Читать «Immoralist. Кризис полудня» онлайн - страница 22

Алмат Малатов

Я вдохнул, чихнул и пошел. Все было хорошо, но на второй проходке задняя булавка расстегнулась и плавно вошла мне в кобчик. Сохраняя пластмассово-унисексовое выражения лица, я кое-как развернулся, и пошел обратно. В голове по кругу вертелось: «Таня нагнулась — в жопе топор, Метко стреляет индеец Егор, Таня нагнулась — в жопе топор, Метко стреляет индеец Егор, Таня нагнулась — в жопе топор, бля, больно-то как, индеец Егор.»

Вытащив металлоизделие из филейной части, я заметил, как благодетельница ловко ввинчивается в кулису, где были припрятаны стратегические запасы алкоголя. Уронив по дороге вешалку, я рухнул в пыльную, пахнущую хомячком темноту.

Общество в кулисе образовалось самое изысканное. Качок Мартин, напялив чей-то парик, передразнивал Лайму Вайкуле, мулат Кузя прятал в сумку подрезанные после показа плавки от Дольче и Габбана, а моя новая знакомая отвинчивала пробку на бутылке Вана Таллина.

— Кузя, ты что, ноги бреешь? — Мартин прекратил выть и похлопал Кузю по бедру.

— Дурак, я в колготках! — обиженно пробубнила жертва дружбы народов.

— Это чтобы целлюлит не было видно, да, Кузя?

— У мужчин не бывает целлюлита! — Укроэфиоп гордо раздул и так широкие ноздри.
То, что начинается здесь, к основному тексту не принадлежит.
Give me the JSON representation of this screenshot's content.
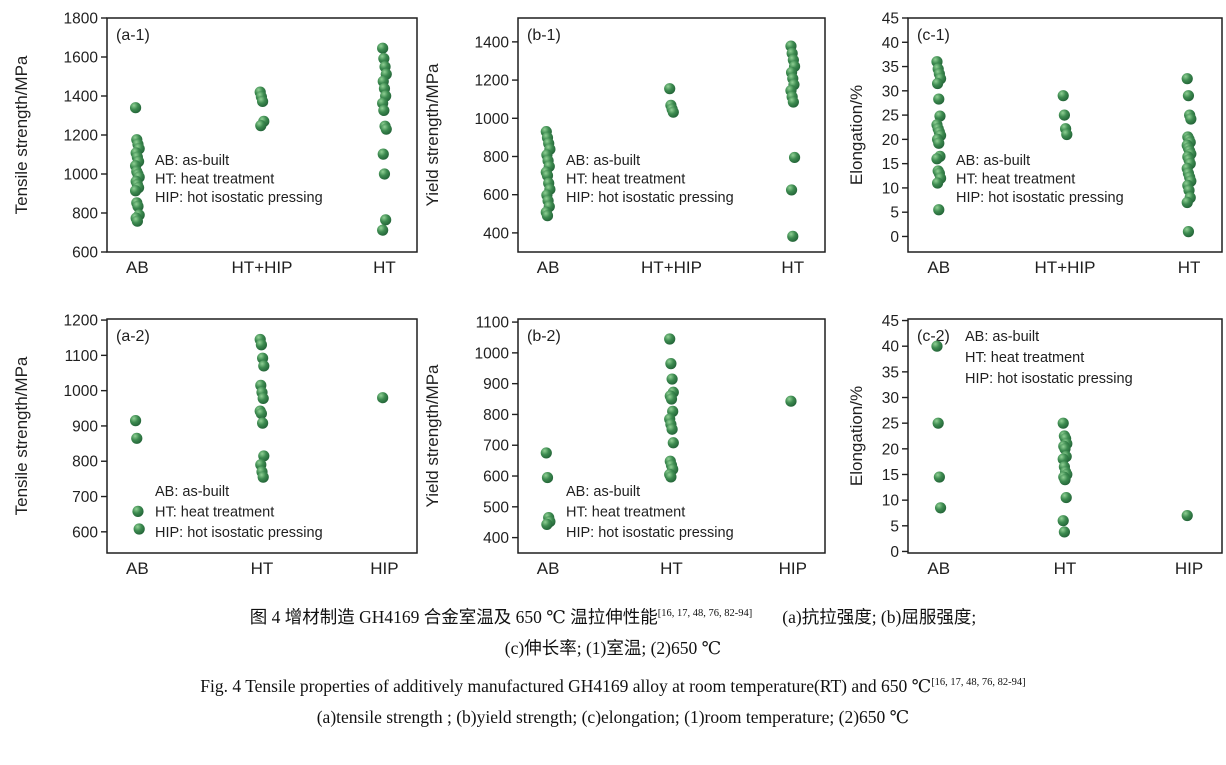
{
  "colors": {
    "point_highlight": "#90d094",
    "point_mid": "#3d8b50",
    "point_dark": "#1e5c33",
    "axis": "#1f1f1f",
    "text": "#1f1f1f"
  },
  "legend": {
    "lines": [
      "AB: as-built",
      "HT: heat treatment",
      "HIP: hot isostatic pressing"
    ]
  },
  "chart_data": [
    {
      "id": "a-1",
      "type": "scatter",
      "panel_label": "(a-1)",
      "ylabel": "Tensile strength/MPa",
      "ylim": [
        600,
        1800
      ],
      "yticks": [
        600,
        800,
        1000,
        1200,
        1400,
        1600,
        1800
      ],
      "axis_range": [
        600,
        1800
      ],
      "grid": false,
      "categories": [
        "AB",
        "HT+HIP",
        "HT"
      ],
      "legend_position": "middle-left",
      "series": [
        {
          "category": "AB",
          "values": [
            1340,
            1176,
            1152,
            1130,
            1108,
            1086,
            1064,
            1042,
            1012,
            998,
            984,
            962,
            946,
            930,
            914,
            852,
            834,
            790,
            774,
            758
          ]
        },
        {
          "category": "HT+HIP",
          "values": [
            1420,
            1396,
            1372,
            1270,
            1248
          ]
        },
        {
          "category": "HT",
          "values": [
            1645,
            1592,
            1550,
            1512,
            1475,
            1438,
            1400,
            1363,
            1326,
            1245,
            1230,
            1102,
            1000,
            765,
            712
          ]
        }
      ]
    },
    {
      "id": "b-1",
      "type": "scatter",
      "panel_label": "(b-1)",
      "ylabel": "Yield strength/MPa",
      "ylim": [
        400,
        1400
      ],
      "yticks": [
        400,
        600,
        800,
        1000,
        1200,
        1400
      ],
      "axis_range": [
        300,
        1525
      ],
      "grid": false,
      "categories": [
        "AB",
        "HT+HIP",
        "HT"
      ],
      "legend_position": "middle-left",
      "series": [
        {
          "category": "AB",
          "values": [
            930,
            898,
            868,
            838,
            808,
            778,
            748,
            718,
            700,
            660,
            628,
            598,
            568,
            538,
            508,
            490
          ]
        },
        {
          "category": "HT+HIP",
          "values": [
            1155,
            1068,
            1048,
            1032
          ]
        },
        {
          "category": "HT",
          "values": [
            1378,
            1340,
            1305,
            1272,
            1240,
            1208,
            1176,
            1145,
            1112,
            1085,
            795,
            625,
            382
          ]
        }
      ]
    },
    {
      "id": "c-1",
      "type": "scatter",
      "panel_label": "(c-1)",
      "ylabel": "Elongation/%",
      "ylim": [
        0,
        45
      ],
      "yticks": [
        0,
        5,
        10,
        15,
        20,
        25,
        30,
        35,
        40,
        45
      ],
      "axis_range": [
        -3.2,
        45
      ],
      "grid": false,
      "categories": [
        "AB",
        "HT+HIP",
        "HT"
      ],
      "legend_position": "middle-left",
      "series": [
        {
          "category": "AB",
          "values": [
            36,
            34.5,
            33.5,
            32.5,
            31.5,
            28.3,
            24.8,
            23,
            22.2,
            21.5,
            20.8,
            20,
            19.2,
            16.5,
            16,
            13.5,
            13,
            12,
            11,
            5.5
          ]
        },
        {
          "category": "HT+HIP",
          "values": [
            29,
            25,
            22.2,
            21
          ]
        },
        {
          "category": "HT",
          "values": [
            32.5,
            29,
            25,
            24.2,
            20.5,
            20,
            19.4,
            18.8,
            18.2,
            17.6,
            17,
            16.4,
            15.8,
            15,
            14,
            13,
            12.2,
            11.4,
            10.5,
            9.5,
            8,
            7,
            1
          ]
        }
      ]
    },
    {
      "id": "a-2",
      "type": "scatter",
      "panel_label": "(a-2)",
      "ylabel": "Tensile strength/MPa",
      "ylim": [
        600,
        1200
      ],
      "yticks": [
        600,
        700,
        800,
        900,
        1000,
        1100,
        1200
      ],
      "axis_range": [
        540,
        1203
      ],
      "grid": false,
      "categories": [
        "AB",
        "HT",
        "HIP"
      ],
      "legend_position": "lower-left",
      "series": [
        {
          "category": "AB",
          "values": [
            915,
            865,
            658,
            608
          ]
        },
        {
          "category": "HT",
          "values": [
            1145,
            1130,
            1092,
            1070,
            1015,
            995,
            978,
            942,
            935,
            908,
            815,
            790,
            770,
            755
          ]
        },
        {
          "category": "HIP",
          "values": [
            980
          ]
        }
      ]
    },
    {
      "id": "b-2",
      "type": "scatter",
      "panel_label": "(b-2)",
      "ylabel": "Yield strength/MPa",
      "ylim": [
        400,
        1100
      ],
      "yticks": [
        400,
        500,
        600,
        700,
        800,
        900,
        1000,
        1100
      ],
      "axis_range": [
        350,
        1110
      ],
      "grid": false,
      "categories": [
        "AB",
        "HT",
        "HIP"
      ],
      "legend_position": "lower-left",
      "series": [
        {
          "category": "AB",
          "values": [
            675,
            595,
            465,
            452,
            443
          ]
        },
        {
          "category": "HT",
          "values": [
            1045,
            965,
            915,
            872,
            860,
            850,
            810,
            785,
            768,
            752,
            708,
            648,
            635,
            622,
            605,
            597
          ]
        },
        {
          "category": "HIP",
          "values": [
            843
          ]
        }
      ]
    },
    {
      "id": "c-2",
      "type": "scatter",
      "panel_label": "(c-2)",
      "ylabel": "Elongation/%",
      "ylim": [
        0,
        45
      ],
      "yticks": [
        0,
        5,
        10,
        15,
        20,
        25,
        30,
        35,
        40,
        45
      ],
      "axis_range": [
        -0.3,
        45.3
      ],
      "grid": false,
      "categories": [
        "AB",
        "HT",
        "HIP"
      ],
      "legend_position": "upper-right",
      "series": [
        {
          "category": "AB",
          "values": [
            40,
            25,
            14.5,
            8.5
          ]
        },
        {
          "category": "HT",
          "values": [
            25,
            22.5,
            22,
            21,
            20.5,
            20,
            18.5,
            18,
            16.5,
            15.5,
            15,
            14.5,
            14,
            10.5,
            6,
            3.8
          ]
        },
        {
          "category": "HIP",
          "values": [
            7
          ]
        }
      ]
    }
  ],
  "caption": {
    "zh_line1": "图 4  增材制造 GH4169 合金室温及 650 ℃ 温拉伸性能",
    "ref": "[16, 17, 48, 76, 82-94]",
    "zh_line1_tail": "(a)抗拉强度; (b)屈服强度;",
    "zh_line2": "(c)伸长率; (1)室温; (2)650 ℃",
    "en_line1": "Fig. 4   Tensile properties of additively manufactured GH4169 alloy at room temperature(RT) and 650 ℃",
    "en_line2": "(a)tensile strength ; (b)yield strength; (c)elongation; (1)room temperature; (2)650 ℃"
  }
}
— Это у мужчин не бывает, Кузенька! — фыркнул Мартин.

— Ну их на хер, — прошептала красавица, — пойдем отсюда! — И поволокла меня в сторону выхода, попутно пнув толстого дядечку, ухватившего ее за плечо.

В то время мало было уметь правильно ходить — надо было уметь еще и правильно отбиваться от персонажей, не дифференцирующих показ мод на подиуме и показ шлюх в борделе. Хватание идущей по языку модели за ногу было любимым клубным развлечением времен золотых ошейников и малиновых пиджаков. Поэтому зрелище манекенщицы, бесстрастно бьющей во время дефиле носком туфли в лоб очередного пусика, радика или гогу, особенно никого не удивляло.

Прибалтийский декабрь казался после прокуренного клуба чистым, звуки — глухими, а ночь — теплой. Я смотрел, как уже запорошенные следы шин пересекают четкие отпечатки туфель на каблуках, и почему-то боялся сказать хоть слово. Следы обрывались у заброшенной «копейки», капот которой пересекали длинные ноги в черных чулках. У этой загадочной азиатки оказалось еще одно достоинство: она не портила красоты безлюдного заснеженного парка текстом. Все было молча.

После, стряхнув друг с друга налипший снег, мы брели обратно, притормаживая, чтобы поцеловаться, под редкими фонарями.

Мокрый прибалтийский снег размывал остатки грима, и вдруг, чуть задыхаясь после поцелуя, она сказала:

— Помнишь, как ты мне засовывал тритонов под форму? Ты мне так нравился!

Лучше б я не вынимал булавку из задницы. Впервые за девятнадцать лет жизни я почувствовал, что краснею.

— Аварийные трапы находятся в хвосте салона. Спасательные жилеты...

Когда-то я сбежал из этого города, так же, как сбегал потом из других городов, из чужих жизней, из своей судьбы, из себя самого. Вся моя жизнь — это отражение в зеркале заднего вида, череда оставленных змеиных выползков. Я редко бываю дома, мое время — это короткие остановки в разных городах, посадки и взлеты.